The agency deducted 20 per cent of the gain to cover maintenance costs during the period of ownership while adding back capital gains and stamp duty. This gives the average higher-rate tax-paying landlord a net profit of £43,340 after selling. This figure rises to £154,600 in London due to higher property prices and increased capital gains.
Property investors chasing high-yielding homes to add to their portfolios should consider these points:
The buy-to-let market has mushroomed from almost zero to more than 4.4 million privately rented homes in around two decades.
The peak of the market was in 2017. Since then, the market has shrunk by 275,000 homes, says Hamptons.
Adding a three per cent stamp duty surcharge to purchase costs and phasing in mortgage interest relief have forced some mortgaged landlords to sell their investments. Another reason for a shrinking market is that many early investors in their 40s two decades ago are now divesting their assets to pay for retirement.

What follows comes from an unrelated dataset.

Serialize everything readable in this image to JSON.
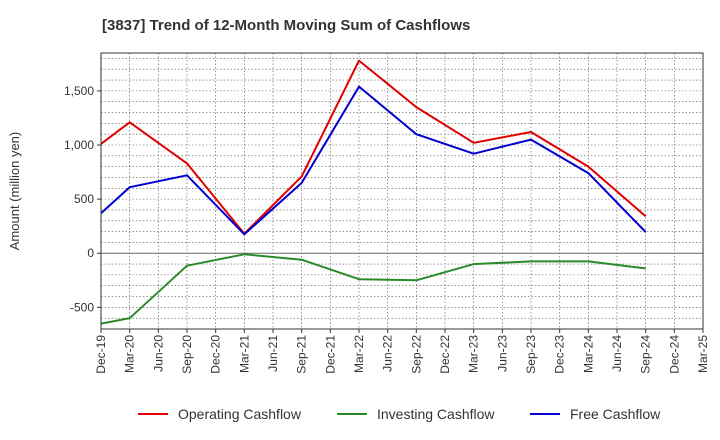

Gross yield expresses a property’s value divided by rental income as a percentage.
Net yield expresses a property’s value divided by rental income, less business costs.
A Section 21 eviction allows a landlord to repossess a rented home when a tenant has not broken the terms of a tenancy agreement. A standard Section 21 eviction would be to issue the notice so the property can be sold.
Typically, the more expensive the property, the lower the yield, so landlords in London and the south should expect lower yields because the homes are considerably more costly than those in the north and Scotland.
In December 2020, 2 million landlords held buy-to-let mortgages on almost 5 million privately rented homes. This means around 40 per cent of landlords have a mortgage.